The justification was that the US economy wasn’t functioning properly, but that wasn’t true at all. The economy had boomed steadily during the post-World War II years, with only the normal fluctuations. The number of people in the US living in poverty had continually declined, even as the overall population rose.
In the process, Reagan and his allies laid track for the GOP to come by dissembling in the media to justify his agenda. His budget director, David Stockman, perpetuated the trickle-down gospel that cutting taxes on corporations and the wealthy would trigger large returns as the savings would be re-invested in the economy, in effect paying for the cuts. The Office of Management and Budget debunked this myth with actual analysis, prompting Stockman to confess publicly that “None of us really understands what’s going on with all these numbers... the whole thing is premised on faith, on a belief about how the world works.”
‘Trickle-down’ wasn’t real economic theory; it was conservative ideology. And when Stockman later said publicly that the tax cuts really were, in fact, a valentine to business, calling the whole thing a ‘Trojan horse’, he was castigated by the president.
Forty years later, ‘trickle-down’ has yet to function as promised, even though the current crop of GOP politicians continue to shop it; the money the uber-wealthy are saving on their tax bills isn’t and never has been re-invested in the economy. It sits in off-shore accounts.
A firestorm of deregulation followed the tax cuts, stagnating the prosperity of the middle class as the growth of the minimum wage dropped away and economic inequality surged. The push for privatization of government began in earnest, sending healthcare costs into the stratosphere, and barriers to the exporting of US manufacturing to nations where labor was far cheaper evaporated. That exodus, gutting the domestic jobs market as it dismantled unions, was accompanied by a breathtaking surge in the trade deficit. Reagan inherited from Carter a deficit of only $13 billion; when he left office, it had soared to a mind-blowing $685 billion.
Perhaps most damning was the elimination of the Fairness Doctrine in 1987. The policy that had protected the integrity of public information since the dawn of radio was dropped, enabling the wild-west, anything-goes parade of disinformation and outright deception that clogs up media today. The airwaves ceased to be conduits for news and became what they are today – ideology pipelines.
Neoliberalism was off and running. The global, regulation-free landscape for the cultivation of wealth envisioned by Friedman and his cohorts was finally taking shape. The transformation of the US government from the middle-class-building, consumer-protecting, civil-rights-promoting agency it had become since the New Deal into capitalism’s passive enabler was well underway.

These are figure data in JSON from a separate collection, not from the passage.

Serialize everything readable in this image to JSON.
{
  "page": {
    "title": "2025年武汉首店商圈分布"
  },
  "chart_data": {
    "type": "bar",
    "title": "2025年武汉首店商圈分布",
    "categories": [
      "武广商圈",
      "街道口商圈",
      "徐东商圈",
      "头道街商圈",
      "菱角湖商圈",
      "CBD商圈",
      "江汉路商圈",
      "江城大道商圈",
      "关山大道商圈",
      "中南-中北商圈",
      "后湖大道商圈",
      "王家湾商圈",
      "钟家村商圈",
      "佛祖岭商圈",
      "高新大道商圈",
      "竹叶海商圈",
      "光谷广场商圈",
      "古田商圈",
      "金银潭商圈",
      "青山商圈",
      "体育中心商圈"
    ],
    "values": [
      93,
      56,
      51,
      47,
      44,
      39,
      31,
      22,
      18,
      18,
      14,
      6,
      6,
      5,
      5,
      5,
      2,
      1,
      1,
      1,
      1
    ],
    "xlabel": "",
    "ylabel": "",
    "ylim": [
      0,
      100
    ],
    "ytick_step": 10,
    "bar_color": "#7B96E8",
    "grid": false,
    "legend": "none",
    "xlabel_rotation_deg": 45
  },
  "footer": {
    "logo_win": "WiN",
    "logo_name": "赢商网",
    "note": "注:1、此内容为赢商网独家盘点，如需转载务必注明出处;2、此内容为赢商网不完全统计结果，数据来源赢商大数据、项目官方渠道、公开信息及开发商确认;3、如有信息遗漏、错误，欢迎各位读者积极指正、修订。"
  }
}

So it is today. As stated above, my entire adult life has been spent watching this disintegration happen before my eyes, stripping my children of the opportunities I took for granted. Their path is much harder now, and my sadness over that would be difficult to overstate.
Looking back, knowing what I know today, I’d have shouted louder that the incoming emperor had no clothes. Reaganism was indeed a Trojan horse, and the forces it unleashed have ended or endangered many of the institutions I thought would last forever. Civil discourse in the conducting of the people’s business is long gone; inequality has surged; people no longer trust those they count on to protect them. Deceit has been normalized, the rule of law is precarious, and violence – even murder! – in pursuit of political ends is becoming acceptable on US soil. All so Elon Musk can go to Mars.
No one would have heard me – but I should have shouted louder.